Hey everyone. I’m an incoming Freshman to the University of Michigan-Dearborn. As much as college seems to be an interesting and opportunity-filled couple of years, the one thing I still cannot quite put behind myself is my deferral, waitlist, and final rejection from the University of Michigan Ann Arbor College of Engineering.
In high school, I undertook the IB program, and I was also awarded my diploma last July. I was a 4.2105 cumulative student with a 33 on his ACT scored the first time and a 32 the second time. A list of the activities I did in high school include Key Club (Kiwanis organization for service). 1 year of JV tennis, 2 years of NHS, 3 years of tennis…
I guess it’s pointless to list off my high school achievements now, but from face value, I appeared to be the Ann Arbor student.
I remember spending a lot of time cranking in hard work among doing extracurriculars and simply performing at 100% for my years in high school. But then, I feel the place I messed up was college applications. My essays were indecent because I had low self-confidence and was insecure about myself. Not only is writing one of my worst subjects, but I don’t feel I strongly answered the questions or even reached out for the support I needed.

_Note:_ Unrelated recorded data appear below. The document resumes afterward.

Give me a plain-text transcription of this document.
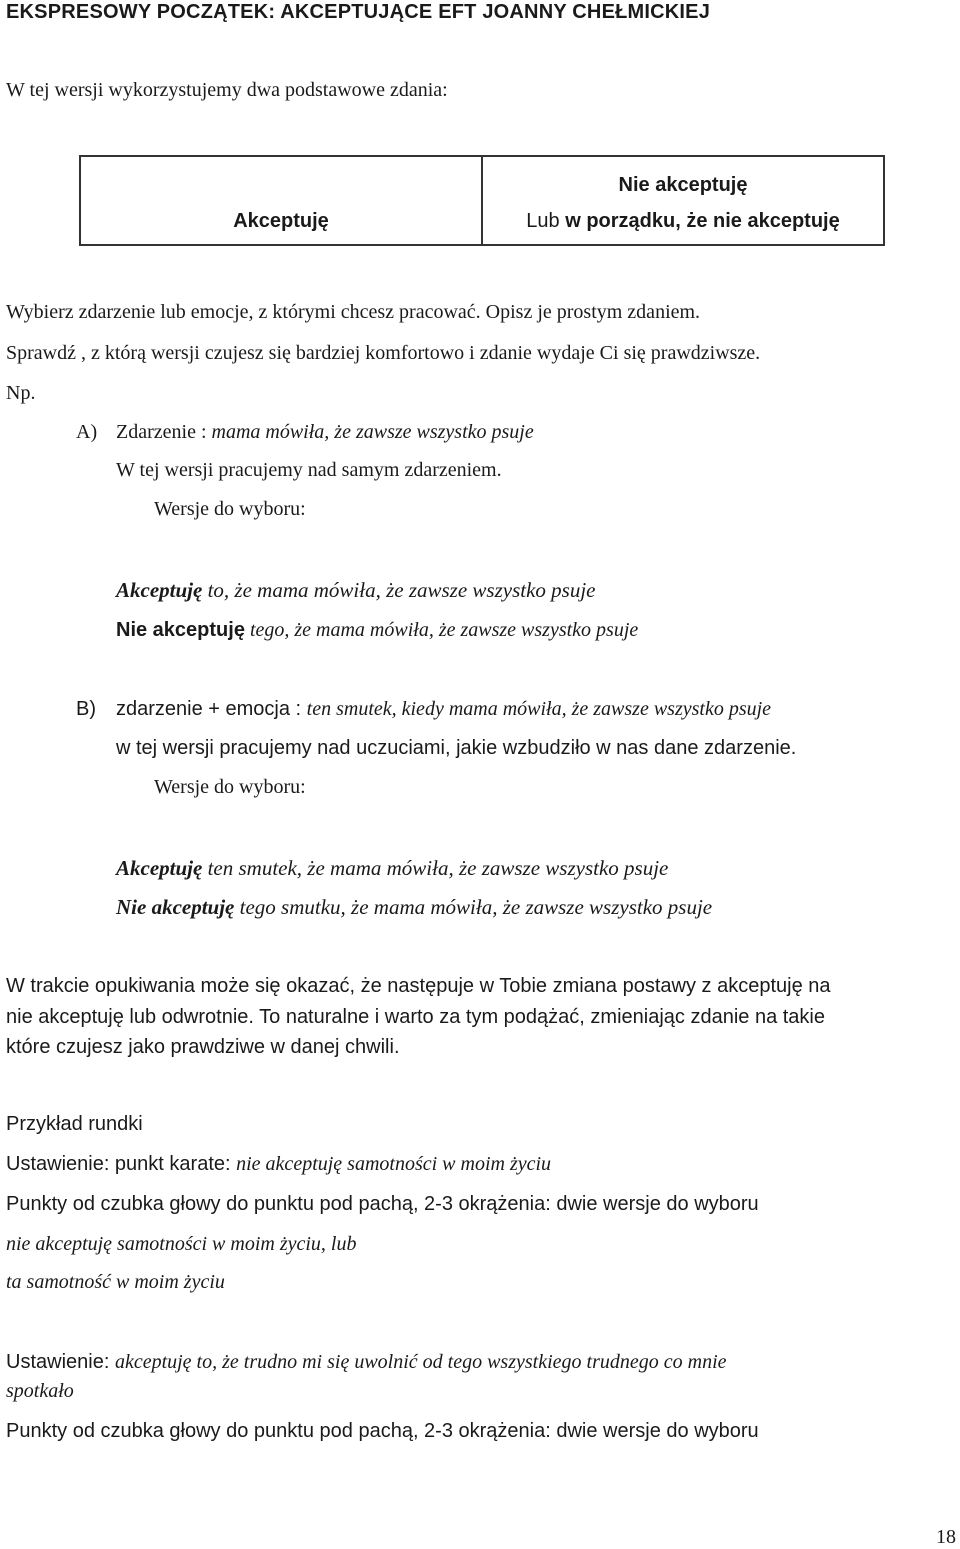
EKSPRESOWY POCZĄTEK: AKCEPTUJĄCE EFT JOANNY CHEŁMICKIEJ
W tej wersji wykorzystujemy dwa podstawowe zdania:
Akceptuję
Nie akceptuję
Lub w porządku, że nie akceptuję
Wybierz zdarzenie lub emocje, z którymi chcesz pracować. Opisz je prostym zdaniem.
Sprawdź , z którą wersji czujesz się bardziej komfortowo i zdanie wydaje Ci się prawdziwsze.
Np.
A) Zdarzenie : mama mówiła, że zawsze wszystko psuje
W tej wersji pracujemy nad samym zdarzeniem.
Wersje do wyboru:
Akceptuję to, że mama mówiła, że zawsze wszystko psuje
Nie akceptuję tego, że mama mówiła, że zawsze wszystko psuje
B) zdarzenie + emocja : ten smutek, kiedy mama mówiła, że zawsze wszystko psuje
w tej wersji pracujemy nad uczuciami, jakie wzbudziło w nas dane zdarzenie.
Wersje do wyboru:
Akceptuję ten smutek, że mama mówiła, że zawsze wszystko psuje
Nie akceptuję tego smutku, że mama mówiła, że zawsze wszystko psuje
W trakcie opukiwania może się okazać, że następuje w Tobie zmiana postawy z akceptuję na
nie akceptuję lub odwrotnie. To naturalne i warto za tym podążać, zmieniając zdanie na takie
które czujesz jako prawdziwe w danej chwili.
Przykład rundki
Ustawienie: punkt karate: nie akceptuję samotności w moim życiu
Punkty od czubka głowy do punktu pod pachą, 2-3 okrążenia: dwie wersje do wyboru
nie akceptuję samotności w moim życiu, lub
ta samotność w moim życiu
Ustawienie: akceptuję to, że trudno mi się uwolnić od tego wszystkiego trudnego co mnie
spotkało
Punkty od czubka głowy do punktu pod pachą, 2-3 okrążenia: dwie wersje do wyboru
18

And it was hard dealing with all of this seeing my fellow IB students making it into Duke, into UChicago, into Case Western, Vanderbilt, and of course into Umich Ann Arbor.
I was thoroughly stressed, and I wanted someone to see how I felt. I never applied out of state, and I consistently felt I had wasted my own potential as a student, if that does not sound egotistic. So last March, I entered a speech contest for our Graduation Ceremony at my High School. This is where I discovered that I had the talent of humility and self-honesty as well as a unique ability to inspire.
I talked about my rejection from the college I wanted and I turned it into a positive story. Here is about a minute of the six minute long speech:
“Especially throughout this senior year, it seemed everyone around me was getting into the top universities, receiving great offers, and doing great works for the community. And on one side I felt great for them, but on the other, I constantly compared myself, wondering if I had done anything comparable or achieved anything comparable. It seemed crazy that one person’s acceptance into UChicago would make me overlook all the individual achievements I had, but that’s exactly what happened. As amazing as it was that someone very close to me achieved so highly, when I didn’t get into the college I wanted to, I automatically placed myself below the people who had, and I almost refused to see what was unique about myself because my ego limited me.
But I can tell you, throughout my four years of high school, I have learned that the strongest people aren’t those who show off their victories. They are the ones that win battles we know nothing about. Some of the most humble, thoughtful, and caring individuals I’ve met in high school weren’t necessarily those who were the smartest or most popular. This really taught me that we all have qualities inside us that we should value, and we should embrace what makes us different. Those qualities are what will let us make this world different.When I had submitted my speech and presented in front of the teachers.”
The teachers had told me this was the speech they were looking for and that the second I had left that room, they knew that I had the quality of the speaker they wanted at graduation. This is the monumental event I hold so dearly to myself and the one large thing I am proud of from my Senior Year. Not a college acceptance, but a redemption in a way. I have had many people come up and congratulate me and genuinely say they enjoyed the speech I had given.
I don’t know where that self confidence and inspiration came to me when I wrote that speech, but I wish I had this confidence during college application season for my essays.
As much as I would love to say I really did get over rejection, I never truly have, and to this day I struggle with my inability to sell myself when it was required the most. To work the hardest when it was needed during College Apps, but I slacked and wasted my 3 years of hard work that seemed like perfection.
My countless friends who got into UMich express sorrow at me not getting in, but it seems their care goes no further than that. I consistently waver between some form of jealousy for them and self-pity for myself for not being competent enough. It seems to me that the lazy people in school get into Umich, and the hard work that I did has not paid off in the direction I wanted it to go.
So now that I’m going to Dearborn with things like AP Credit form receiving a 5 on the AP Calc BC Exam or so much tuition already paid off by scholarship money (one positive of Dearborn), I can’t help but seem to notice all my great friends taking their potential somewhere stronger. I feel isolated and, as self centered as it sounds, I feel that I did not deserve this rejection from Umich.
Especially now that college comes closer, I know I will feel more put downs when other students I know get into Umich ann arbor or other great colleges in the coming years. I dislike competition so much, yet I find unnecessary standards to compare myself to.
I always feel that when talking to other people about colleges, people will judge me for less than my worth when I say I was rejected from Ann Arbor. I feel like telling them I’m going to a less prestigious campus takes away all the credit and hardworking nature that I developed throughout high school.
I’m sorry that this thread is almost all about me and makes me look very egotistic, but I just wanted everyone’s advice and support on perhaps the benefits of what has occurred to me. Does this undergraduate degree really matter based on which school you go to? What would you tell someone like me? Are my beliefs unrealistic? I think this could support any individual who has been rejected or deferred from colleges of choice.